Adds collaboration features to its own cloud phone service.
Cloud telephony provider Fonality said the IP phone services included in Microsoft and Google’s cloud productivity suites were not a threat.
“We’re not seeing those as direct competitors as yet,” said Marc Englaro, managing director for Fonality Australia and Fonality’s international vice president of sales.
Neither of the telephony services supplied by Microsoft or Google were registered with the Telecommunications Industry Ombudsman (TIO) and therefore did not have to comply with legislated levels of service, Englaro said.
“In Australia we are classified as a carriage service provider (like) Telstra, Optus and AAPT. We provide a telephony service that’s regulated by the TIO. That regulatory framework gives customers the assurance that if a telco isn’t doing the right thing that there are penalties associated with not delivering a service.
Google and Microsoft’s telephony services also fell short in features compared to a dedicated telephony platform, Englaro said.
Google Voice, the IP telephony program within Google Apps’ Gmail, was “fairly basic” compared to enterprise products such as Fonality, Englaro said. Google Voice users in Australia could not make calls to the PSTN phone network, although this feature had been available in the US for about 12 months.
“It’s more a proof of concept about making phone calls over the ‘net. It’s not a system designed for inbound calls”, for example, Englaro said.
“A lot of companies would want their telephony system to provide PABX functionality. Even our smaller organisations are quickly adopting call-centre style capability to maximise the service they provide to their customers.
“That means routing calls to the next available agent, reports on how many calls are answered quickly, understanding the profile of their customers’ calling and making sure they’re doing a good job looking after them.
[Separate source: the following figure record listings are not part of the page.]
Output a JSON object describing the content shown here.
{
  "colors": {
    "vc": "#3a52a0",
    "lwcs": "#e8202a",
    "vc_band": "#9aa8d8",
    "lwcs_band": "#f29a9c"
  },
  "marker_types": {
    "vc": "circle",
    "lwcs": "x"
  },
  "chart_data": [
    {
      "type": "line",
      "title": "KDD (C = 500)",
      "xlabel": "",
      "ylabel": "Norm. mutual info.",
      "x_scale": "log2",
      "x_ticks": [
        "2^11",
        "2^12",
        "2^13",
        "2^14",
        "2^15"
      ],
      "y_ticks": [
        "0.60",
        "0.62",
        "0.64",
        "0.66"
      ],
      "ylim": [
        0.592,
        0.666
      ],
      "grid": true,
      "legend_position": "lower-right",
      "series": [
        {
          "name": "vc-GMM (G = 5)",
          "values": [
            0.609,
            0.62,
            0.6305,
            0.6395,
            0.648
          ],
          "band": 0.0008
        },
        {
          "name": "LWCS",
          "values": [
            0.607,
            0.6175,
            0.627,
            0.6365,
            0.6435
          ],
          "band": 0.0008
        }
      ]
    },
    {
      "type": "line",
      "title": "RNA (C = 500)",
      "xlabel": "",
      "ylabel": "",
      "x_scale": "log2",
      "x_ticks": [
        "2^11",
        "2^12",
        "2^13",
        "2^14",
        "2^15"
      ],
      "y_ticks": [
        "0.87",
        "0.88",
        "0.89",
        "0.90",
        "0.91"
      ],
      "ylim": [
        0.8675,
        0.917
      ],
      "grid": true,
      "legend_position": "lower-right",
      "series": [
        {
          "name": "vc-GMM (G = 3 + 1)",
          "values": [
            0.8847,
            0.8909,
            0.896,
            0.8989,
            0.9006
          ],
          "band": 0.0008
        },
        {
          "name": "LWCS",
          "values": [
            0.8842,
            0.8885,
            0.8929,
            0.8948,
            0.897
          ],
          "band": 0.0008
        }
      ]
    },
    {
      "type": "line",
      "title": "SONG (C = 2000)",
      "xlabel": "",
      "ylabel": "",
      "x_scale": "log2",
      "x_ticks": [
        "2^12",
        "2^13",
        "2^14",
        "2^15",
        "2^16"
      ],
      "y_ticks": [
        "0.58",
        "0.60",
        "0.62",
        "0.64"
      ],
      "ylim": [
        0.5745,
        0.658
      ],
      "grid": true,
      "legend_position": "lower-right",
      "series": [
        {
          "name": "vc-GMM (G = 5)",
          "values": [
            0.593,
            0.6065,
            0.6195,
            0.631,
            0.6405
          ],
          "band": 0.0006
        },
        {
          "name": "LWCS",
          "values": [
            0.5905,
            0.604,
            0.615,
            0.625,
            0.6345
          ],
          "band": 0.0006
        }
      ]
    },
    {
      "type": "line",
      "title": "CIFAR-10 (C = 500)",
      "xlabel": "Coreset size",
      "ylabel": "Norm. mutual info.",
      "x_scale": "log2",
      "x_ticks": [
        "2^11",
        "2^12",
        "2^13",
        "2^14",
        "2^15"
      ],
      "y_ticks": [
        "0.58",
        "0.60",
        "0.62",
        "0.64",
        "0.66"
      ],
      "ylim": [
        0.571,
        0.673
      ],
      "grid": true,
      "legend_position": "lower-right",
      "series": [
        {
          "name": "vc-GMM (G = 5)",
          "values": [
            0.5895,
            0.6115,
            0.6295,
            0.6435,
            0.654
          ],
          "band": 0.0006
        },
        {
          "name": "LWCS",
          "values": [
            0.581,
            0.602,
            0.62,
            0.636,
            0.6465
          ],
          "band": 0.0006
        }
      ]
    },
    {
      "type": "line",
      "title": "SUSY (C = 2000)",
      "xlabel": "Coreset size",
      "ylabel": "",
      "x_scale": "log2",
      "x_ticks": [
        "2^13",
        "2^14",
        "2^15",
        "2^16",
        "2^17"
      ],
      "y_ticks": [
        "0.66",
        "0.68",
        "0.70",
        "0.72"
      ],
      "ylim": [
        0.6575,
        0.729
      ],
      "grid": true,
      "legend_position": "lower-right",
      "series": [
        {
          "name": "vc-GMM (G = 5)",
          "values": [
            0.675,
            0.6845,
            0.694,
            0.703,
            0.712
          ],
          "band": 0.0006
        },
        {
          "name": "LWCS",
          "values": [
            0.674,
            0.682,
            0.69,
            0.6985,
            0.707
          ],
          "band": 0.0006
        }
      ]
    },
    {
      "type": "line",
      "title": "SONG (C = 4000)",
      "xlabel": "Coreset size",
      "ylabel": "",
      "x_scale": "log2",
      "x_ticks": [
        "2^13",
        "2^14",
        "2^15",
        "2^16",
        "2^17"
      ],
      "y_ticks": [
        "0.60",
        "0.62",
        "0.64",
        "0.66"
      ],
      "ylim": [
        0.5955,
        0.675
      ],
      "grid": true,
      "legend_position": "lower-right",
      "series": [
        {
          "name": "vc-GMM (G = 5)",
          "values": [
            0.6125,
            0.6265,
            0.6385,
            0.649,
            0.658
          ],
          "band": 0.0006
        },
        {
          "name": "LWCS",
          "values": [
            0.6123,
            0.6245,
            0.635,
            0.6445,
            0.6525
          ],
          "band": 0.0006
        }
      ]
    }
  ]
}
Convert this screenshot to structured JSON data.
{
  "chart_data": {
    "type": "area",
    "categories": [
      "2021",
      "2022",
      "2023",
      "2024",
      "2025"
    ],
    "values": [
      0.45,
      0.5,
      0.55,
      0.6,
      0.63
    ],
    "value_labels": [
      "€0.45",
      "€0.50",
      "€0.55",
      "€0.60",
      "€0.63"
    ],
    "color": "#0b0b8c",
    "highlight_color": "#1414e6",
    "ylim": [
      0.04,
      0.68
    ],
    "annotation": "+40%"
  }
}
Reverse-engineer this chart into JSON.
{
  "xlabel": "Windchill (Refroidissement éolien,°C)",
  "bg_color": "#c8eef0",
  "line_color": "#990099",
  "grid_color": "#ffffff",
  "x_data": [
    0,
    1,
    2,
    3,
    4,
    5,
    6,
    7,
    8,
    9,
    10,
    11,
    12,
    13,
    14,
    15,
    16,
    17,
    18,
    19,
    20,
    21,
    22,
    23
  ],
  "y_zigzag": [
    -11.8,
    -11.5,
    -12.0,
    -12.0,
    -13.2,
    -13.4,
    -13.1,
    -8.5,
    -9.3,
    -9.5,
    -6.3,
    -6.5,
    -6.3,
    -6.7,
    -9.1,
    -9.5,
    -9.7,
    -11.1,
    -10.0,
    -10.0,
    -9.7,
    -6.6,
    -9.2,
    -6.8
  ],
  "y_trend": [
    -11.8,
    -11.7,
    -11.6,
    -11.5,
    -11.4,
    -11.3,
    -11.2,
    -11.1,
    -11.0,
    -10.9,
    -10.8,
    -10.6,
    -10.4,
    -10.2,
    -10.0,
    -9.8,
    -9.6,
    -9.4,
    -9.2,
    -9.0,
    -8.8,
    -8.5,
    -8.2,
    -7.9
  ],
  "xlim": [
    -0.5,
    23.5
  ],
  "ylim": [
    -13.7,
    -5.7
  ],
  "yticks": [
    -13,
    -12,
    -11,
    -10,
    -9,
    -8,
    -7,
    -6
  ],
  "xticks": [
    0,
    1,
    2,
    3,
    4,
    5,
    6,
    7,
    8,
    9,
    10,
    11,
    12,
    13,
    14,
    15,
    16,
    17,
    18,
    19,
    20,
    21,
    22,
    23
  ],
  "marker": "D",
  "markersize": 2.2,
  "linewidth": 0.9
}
You can’t do any of those things with Google Voice. It’s not really in the same class.”
While Microsoft’s Lync, based on the enterprise-grade Office Communicator IP telephony platform, was much more sophisticated, it required third party products to connect to the PSTN network, Englaro said.
“You can’t plug a phone line into a Lync server without going through some third-party gateways,” Englaro said.
The Lync Online service was not classified as a phone service and couldn’t make emergency calls or be held to regulated standards, Englaro said. The service wasn’t carrying calls in Australia yet according to his research, he added.
“The only announcements I have seen (say) that voice will come later. It will be a little like Skype, is what I expect. A voice-over-IP service that is intended to make cheap phone calls but not intended to be a replacement for a telephony service,” Englaro said.
Fonality had recently added call-centre capabilities to its on-premise and cloud services such as call distribution, and statistics on unanswered calls and the speed of answering calls.
The vendor had released collaboration features through its HUD interface. These included “drag and drop” to transfer calls, presence management, enterprise-grade secure instant messaging and integration with third-party programs such as Outlook for caller identification.
An iPhone app brought many of the PABX features to the Apple platform and gave users the choice of routing calls over the 3G data network, WiFi or the GSM mobile phone network.
Customers on Fonality’s cloud service, Fonality Connect, paid $39 per month for free calls to landlines in Australia, 60 minutes of free calls per user (cumulative) to mobile phones and a Polycom IP handset, Englaro said.
Up to 95 percent of Fonality Connect customers fell under the 60-minute mobile cap and paid nothing more for their phone usage each month, Englaro said.